How To Plan A Disney World Family Vacation

Walt Disney World probably ranks among the top place in the world for parents planning an awesome family vacation. Young children, in particular, will be thrilled by the sheer extravaganza of it all and the chance to meet cast members dressed as their favorite Disney characters. The happiest place on earth may be the perfect place to build memories for a lifetime. The entertainment complex, located in Bay Lake and Buena Vista in Florida, opened in October 1971, has become one of the most visited theme parks in the world, with over 52 million people from all over the world visiting every year.

If your kids have never been there before, explain the difference between the parks as a way to manage expectations. Otherwise, it can be only too easy to get disappointed because you can’t cover everything. Your kids will probably appreciate the trip by age five. However, height is more important than age because rides have a minimum height requirement. For most rides, it’s 44 inches. A few, like Primeval Whirl and Rock ‘n’ Roller Coaster, have a height requirement of 48 inches.

Now might be the perfect time to buy them their first smartphone, too. Not only will they be able to take photos and videos of things that delight them, but they can also call you if they get separated. It’s easy to get lost because of the large crowds, which can be terrifying for a small child. However, make sure that the phone is protected, and pick a case from BodyGuardz that won’t inhibit little hands from using the smartphone correctly.

If your kids are too young to use a smartphone, then it’s a good idea to give them an ID tag. Attach metal tags to their shoes, with their name and your cell phone number. Teach them how to approach park members and show them the tags if they get separated. These tags will help them out if they are shy or have limited verbal skills.

When to Go

When planning a trip, the first question that comes up is deciding on the best time of the year to go. There is no perfect time, of course, and it all depends on your schedules and your interests. With that said, fall and spring have the most clement weather, and most of the rides are still open. Summer can often be too hot and crowded while winter has the perfect weather (it’s not cold but between the 60s and 70s) and far less crowded. However, many of the water rides are renovated in winter, so it’s not the best time to go if you have your heart set on specific rides.

Where to Go

Since Disney World is huge, the size of San Francisco, it’s not possible to see all the parks in a single day. So depending on how many days you have available, assume that it will take you about two days to explore each park. If you can’t see all the parks, prioritize the ones you most want to see first. It can be bewildering figuring out where to go and what to do. The Magic Kingdom Park, Epcot, Disney’s Hollywood Studios, Disney’s Animal Kingdom Park, and the Water Parks all have so much to offer it can be hard to make a decision.

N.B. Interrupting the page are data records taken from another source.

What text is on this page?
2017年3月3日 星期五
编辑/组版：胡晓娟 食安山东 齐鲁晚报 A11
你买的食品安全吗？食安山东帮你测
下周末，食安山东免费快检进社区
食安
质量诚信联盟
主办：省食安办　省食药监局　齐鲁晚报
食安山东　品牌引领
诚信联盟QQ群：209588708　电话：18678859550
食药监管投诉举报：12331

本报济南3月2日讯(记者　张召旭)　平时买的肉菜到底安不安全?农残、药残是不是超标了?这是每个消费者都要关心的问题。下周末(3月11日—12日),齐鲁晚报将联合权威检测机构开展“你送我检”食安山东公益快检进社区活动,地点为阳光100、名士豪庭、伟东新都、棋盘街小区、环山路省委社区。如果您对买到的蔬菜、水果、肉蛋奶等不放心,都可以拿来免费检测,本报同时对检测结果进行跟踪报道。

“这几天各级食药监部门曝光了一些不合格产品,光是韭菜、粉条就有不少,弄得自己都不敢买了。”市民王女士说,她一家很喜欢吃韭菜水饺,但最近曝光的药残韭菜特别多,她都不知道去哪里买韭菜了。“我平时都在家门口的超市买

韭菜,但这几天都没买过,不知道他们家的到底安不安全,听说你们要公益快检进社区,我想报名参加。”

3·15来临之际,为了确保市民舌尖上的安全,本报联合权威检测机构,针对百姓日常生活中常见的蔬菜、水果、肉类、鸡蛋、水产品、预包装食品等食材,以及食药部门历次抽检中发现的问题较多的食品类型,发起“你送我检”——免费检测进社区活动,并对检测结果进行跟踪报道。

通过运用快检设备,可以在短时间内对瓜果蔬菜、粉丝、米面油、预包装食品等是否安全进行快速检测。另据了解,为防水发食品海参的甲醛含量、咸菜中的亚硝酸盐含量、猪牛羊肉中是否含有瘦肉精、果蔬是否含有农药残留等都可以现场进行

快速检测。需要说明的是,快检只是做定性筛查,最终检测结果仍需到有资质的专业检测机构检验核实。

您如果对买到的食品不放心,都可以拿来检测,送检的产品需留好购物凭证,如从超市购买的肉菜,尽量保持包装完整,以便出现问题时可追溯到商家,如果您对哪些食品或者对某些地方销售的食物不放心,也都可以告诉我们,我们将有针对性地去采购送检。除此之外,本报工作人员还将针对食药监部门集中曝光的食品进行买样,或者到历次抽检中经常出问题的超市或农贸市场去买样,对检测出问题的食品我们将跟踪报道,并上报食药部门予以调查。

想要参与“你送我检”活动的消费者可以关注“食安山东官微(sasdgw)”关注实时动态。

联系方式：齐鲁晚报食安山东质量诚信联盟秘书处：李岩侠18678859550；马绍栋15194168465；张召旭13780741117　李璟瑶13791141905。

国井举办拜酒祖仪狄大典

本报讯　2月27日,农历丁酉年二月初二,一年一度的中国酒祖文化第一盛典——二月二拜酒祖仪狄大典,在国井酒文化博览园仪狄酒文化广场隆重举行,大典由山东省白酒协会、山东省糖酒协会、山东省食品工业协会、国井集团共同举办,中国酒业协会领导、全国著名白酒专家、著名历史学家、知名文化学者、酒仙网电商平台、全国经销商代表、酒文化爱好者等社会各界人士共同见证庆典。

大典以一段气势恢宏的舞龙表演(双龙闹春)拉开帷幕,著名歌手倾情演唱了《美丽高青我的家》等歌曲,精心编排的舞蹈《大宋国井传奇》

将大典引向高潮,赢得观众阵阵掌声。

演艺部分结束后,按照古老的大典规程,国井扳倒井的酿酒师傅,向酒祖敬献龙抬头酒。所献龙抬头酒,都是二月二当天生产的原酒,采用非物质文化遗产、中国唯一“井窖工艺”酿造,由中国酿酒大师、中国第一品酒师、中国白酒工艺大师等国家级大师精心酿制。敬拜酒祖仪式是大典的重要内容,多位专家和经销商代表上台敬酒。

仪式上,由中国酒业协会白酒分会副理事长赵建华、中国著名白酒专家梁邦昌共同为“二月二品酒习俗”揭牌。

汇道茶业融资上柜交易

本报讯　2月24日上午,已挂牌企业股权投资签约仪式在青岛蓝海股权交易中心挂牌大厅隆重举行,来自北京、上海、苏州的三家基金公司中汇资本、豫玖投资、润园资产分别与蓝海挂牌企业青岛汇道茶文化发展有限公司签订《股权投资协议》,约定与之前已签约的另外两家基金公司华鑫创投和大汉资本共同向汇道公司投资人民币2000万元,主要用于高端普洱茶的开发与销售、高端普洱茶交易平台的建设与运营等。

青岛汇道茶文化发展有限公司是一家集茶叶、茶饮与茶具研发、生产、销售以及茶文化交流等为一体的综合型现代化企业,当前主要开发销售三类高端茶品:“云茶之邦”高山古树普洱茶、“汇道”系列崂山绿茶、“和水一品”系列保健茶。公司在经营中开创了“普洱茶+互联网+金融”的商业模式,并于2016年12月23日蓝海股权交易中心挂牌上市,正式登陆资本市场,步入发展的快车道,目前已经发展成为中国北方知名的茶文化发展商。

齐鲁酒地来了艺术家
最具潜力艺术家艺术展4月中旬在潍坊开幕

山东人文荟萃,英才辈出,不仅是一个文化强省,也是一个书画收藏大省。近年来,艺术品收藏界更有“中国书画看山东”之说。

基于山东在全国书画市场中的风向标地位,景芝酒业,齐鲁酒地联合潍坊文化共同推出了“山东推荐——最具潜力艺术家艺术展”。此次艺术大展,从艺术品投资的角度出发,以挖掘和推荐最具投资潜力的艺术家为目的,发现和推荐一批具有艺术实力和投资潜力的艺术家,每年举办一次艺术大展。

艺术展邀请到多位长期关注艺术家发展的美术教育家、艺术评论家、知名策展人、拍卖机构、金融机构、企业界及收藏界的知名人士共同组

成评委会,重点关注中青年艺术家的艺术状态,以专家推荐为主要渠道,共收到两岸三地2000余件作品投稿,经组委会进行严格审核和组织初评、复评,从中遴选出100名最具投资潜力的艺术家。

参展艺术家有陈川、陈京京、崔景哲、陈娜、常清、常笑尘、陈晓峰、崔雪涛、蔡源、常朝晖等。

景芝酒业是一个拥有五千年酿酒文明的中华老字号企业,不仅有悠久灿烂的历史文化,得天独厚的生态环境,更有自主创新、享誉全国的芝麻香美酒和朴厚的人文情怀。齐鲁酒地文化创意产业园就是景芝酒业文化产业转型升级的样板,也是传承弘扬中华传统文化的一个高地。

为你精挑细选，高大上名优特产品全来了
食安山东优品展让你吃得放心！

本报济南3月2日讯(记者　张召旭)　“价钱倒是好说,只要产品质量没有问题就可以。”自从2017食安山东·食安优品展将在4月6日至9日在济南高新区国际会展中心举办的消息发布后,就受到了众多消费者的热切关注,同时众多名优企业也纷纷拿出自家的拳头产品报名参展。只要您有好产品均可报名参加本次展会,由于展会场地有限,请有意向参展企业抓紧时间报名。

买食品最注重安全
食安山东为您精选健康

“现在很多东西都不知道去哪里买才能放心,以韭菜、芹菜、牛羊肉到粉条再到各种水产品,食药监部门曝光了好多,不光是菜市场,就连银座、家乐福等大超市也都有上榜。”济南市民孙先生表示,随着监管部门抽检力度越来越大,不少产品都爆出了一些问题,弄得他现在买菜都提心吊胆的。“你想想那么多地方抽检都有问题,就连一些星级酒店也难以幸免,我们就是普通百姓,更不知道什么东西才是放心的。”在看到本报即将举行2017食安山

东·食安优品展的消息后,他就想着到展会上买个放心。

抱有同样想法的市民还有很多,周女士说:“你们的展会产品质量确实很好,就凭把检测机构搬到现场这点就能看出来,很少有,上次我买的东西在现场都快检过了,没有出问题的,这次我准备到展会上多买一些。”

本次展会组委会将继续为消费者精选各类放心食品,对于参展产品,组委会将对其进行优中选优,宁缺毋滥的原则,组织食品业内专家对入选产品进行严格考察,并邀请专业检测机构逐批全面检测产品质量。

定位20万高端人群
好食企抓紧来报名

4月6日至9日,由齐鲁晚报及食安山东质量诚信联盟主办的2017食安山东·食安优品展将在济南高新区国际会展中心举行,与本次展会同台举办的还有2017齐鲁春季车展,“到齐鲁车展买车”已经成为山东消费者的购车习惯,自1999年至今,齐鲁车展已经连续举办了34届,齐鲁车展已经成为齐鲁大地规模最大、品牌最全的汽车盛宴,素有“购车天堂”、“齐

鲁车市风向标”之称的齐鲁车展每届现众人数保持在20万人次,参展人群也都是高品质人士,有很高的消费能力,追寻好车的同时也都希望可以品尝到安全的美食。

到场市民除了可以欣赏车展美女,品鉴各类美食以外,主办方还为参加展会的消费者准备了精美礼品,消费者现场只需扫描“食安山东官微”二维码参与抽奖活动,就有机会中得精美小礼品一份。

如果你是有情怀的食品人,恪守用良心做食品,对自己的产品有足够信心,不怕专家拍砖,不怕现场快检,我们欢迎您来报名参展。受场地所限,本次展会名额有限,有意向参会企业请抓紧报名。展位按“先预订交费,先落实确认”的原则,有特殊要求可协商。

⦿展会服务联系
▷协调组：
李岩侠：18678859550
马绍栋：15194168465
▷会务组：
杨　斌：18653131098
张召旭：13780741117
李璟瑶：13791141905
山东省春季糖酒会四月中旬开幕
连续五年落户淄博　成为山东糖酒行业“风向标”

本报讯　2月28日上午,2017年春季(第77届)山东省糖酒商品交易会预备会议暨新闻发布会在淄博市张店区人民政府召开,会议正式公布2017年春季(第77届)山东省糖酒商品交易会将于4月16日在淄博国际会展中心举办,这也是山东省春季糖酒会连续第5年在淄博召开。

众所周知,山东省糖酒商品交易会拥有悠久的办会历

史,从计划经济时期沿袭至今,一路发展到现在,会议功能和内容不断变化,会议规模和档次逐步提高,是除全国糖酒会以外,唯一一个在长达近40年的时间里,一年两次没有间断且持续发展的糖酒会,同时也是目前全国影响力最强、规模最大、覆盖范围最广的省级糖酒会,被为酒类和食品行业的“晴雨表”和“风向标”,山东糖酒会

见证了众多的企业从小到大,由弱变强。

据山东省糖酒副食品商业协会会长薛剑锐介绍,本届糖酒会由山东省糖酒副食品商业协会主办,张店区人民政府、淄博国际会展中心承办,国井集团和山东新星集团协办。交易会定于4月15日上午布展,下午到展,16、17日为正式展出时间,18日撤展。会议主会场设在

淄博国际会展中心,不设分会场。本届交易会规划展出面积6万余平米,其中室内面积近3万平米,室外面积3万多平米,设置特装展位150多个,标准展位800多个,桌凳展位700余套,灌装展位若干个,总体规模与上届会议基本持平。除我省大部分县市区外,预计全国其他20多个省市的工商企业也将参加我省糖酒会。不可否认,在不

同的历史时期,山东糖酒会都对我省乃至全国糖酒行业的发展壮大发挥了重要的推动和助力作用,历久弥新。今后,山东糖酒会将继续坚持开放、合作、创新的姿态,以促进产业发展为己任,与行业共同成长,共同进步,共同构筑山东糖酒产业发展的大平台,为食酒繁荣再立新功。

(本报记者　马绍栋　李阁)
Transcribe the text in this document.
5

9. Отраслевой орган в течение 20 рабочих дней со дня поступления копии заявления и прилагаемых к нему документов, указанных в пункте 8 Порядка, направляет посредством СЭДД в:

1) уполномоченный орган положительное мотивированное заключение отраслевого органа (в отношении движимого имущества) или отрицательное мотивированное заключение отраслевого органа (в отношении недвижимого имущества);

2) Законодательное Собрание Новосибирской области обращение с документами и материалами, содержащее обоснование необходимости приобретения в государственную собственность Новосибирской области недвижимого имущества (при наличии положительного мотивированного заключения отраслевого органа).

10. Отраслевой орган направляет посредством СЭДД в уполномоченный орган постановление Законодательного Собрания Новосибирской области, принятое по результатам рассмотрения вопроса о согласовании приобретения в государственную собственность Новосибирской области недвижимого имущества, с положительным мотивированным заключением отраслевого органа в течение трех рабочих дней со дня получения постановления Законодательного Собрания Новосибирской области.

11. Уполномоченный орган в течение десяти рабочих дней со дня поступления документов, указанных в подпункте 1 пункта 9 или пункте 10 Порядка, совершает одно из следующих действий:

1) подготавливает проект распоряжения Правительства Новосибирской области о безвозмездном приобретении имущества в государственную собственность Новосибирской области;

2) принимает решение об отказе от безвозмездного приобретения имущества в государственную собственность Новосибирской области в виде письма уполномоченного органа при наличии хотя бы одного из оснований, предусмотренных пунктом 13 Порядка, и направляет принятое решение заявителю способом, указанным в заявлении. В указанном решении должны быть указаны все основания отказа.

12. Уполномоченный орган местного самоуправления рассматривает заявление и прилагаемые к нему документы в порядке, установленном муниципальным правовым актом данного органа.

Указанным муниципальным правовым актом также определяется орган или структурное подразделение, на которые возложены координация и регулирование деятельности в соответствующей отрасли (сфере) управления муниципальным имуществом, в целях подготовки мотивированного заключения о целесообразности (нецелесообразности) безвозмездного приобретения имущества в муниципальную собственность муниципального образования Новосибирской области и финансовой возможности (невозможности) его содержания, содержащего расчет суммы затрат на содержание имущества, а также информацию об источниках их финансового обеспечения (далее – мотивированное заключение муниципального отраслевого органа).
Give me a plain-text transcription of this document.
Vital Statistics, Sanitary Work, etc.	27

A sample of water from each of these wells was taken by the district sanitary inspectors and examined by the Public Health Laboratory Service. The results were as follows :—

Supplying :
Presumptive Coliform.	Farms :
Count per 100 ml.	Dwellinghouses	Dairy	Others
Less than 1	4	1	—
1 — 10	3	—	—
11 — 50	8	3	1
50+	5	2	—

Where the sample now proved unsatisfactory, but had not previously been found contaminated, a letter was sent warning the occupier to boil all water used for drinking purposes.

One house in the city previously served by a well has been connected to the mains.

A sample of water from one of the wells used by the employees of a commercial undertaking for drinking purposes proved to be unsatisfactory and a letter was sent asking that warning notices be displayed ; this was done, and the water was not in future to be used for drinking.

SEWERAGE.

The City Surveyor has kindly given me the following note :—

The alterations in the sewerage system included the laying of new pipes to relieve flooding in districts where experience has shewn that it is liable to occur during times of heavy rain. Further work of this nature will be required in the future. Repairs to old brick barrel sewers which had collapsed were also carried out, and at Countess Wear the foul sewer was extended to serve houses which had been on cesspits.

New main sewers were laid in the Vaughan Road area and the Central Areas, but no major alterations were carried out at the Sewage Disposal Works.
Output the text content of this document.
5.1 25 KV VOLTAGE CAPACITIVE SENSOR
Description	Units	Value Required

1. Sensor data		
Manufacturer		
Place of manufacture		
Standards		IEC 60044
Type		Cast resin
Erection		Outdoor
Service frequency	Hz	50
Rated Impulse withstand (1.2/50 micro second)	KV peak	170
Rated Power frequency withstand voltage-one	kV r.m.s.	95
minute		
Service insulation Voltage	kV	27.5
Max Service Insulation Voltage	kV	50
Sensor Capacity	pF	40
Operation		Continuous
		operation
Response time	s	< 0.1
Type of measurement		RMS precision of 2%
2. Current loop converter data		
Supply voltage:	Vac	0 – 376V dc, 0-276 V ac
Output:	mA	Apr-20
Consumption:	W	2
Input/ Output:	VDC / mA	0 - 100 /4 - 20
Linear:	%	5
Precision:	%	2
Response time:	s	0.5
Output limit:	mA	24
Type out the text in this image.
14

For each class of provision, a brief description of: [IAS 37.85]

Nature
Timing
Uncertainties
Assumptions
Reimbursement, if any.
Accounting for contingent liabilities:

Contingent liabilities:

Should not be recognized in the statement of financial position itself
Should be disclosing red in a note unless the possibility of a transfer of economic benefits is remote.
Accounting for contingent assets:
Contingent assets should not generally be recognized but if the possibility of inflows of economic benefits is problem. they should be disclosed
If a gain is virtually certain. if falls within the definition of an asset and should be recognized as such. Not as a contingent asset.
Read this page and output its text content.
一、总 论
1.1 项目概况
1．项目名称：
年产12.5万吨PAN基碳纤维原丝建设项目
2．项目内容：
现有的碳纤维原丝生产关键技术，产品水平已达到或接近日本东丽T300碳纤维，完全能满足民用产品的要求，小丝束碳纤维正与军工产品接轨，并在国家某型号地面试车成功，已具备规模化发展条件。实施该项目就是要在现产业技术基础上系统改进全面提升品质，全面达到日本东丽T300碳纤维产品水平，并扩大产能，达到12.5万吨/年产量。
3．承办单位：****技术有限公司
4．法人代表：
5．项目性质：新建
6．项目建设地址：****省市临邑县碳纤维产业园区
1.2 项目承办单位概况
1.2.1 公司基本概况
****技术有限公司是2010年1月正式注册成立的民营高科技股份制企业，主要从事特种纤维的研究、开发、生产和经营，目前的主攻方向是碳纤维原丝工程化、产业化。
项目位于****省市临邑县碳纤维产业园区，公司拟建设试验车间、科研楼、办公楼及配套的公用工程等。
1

One way to decide on what you want to see and do is to watch some Disney movies a month out from your planned trip. This will help your kids decide where they want to go, and they will enjoy visiting an attraction even more because they will feel more engaged when they visit one. For instance, the Swiss Family Robinson tree house is just a delightful tree house to the uninitiated, but it becomes a fascinating place for kids that know the story behind it.

What to Wear

Choosing the right clothes can make all the difference when it comes to the weather. Being too chilly or too hot can spoil the fun. If you are visiting the park when it is cool in the morning but then starts to get hot in the afternoon, take a backpack for jackets and sweat pants. Carrying this extra clothing around will also work out when the temperature drops in the evening.

Carefully Select Attractions and Rides

Once you get to the park, it’s easy to get overwhelmed and choose attractions impulsively. At the end of the day, you might regret having missed out on certain attractions that you had hoped to get to but never found time. By planning ahead, you’ll be able to put your limited time to the best use.

Some attractions may fascinate your kids, while others may scare them. It all depends on their age, interests, and personality. Big Thunder Mountain, for example, might scare your five your old or thrill him or her. The Haunted Mansion might fascinate some kids while terrifying others. Despite your efforts to downplay the more scary rides and attractions, it ultimately depends on what your child thinks is scary or fun.

A Place to Remember

Your kids will remember their magical trip to Disney World for years. They’ll remember watching the parades, meeting their favorite characters, watching nighttime fireworks on the water from a boat, sharing a Dole whip, and feeling brave enough to participate in a live show.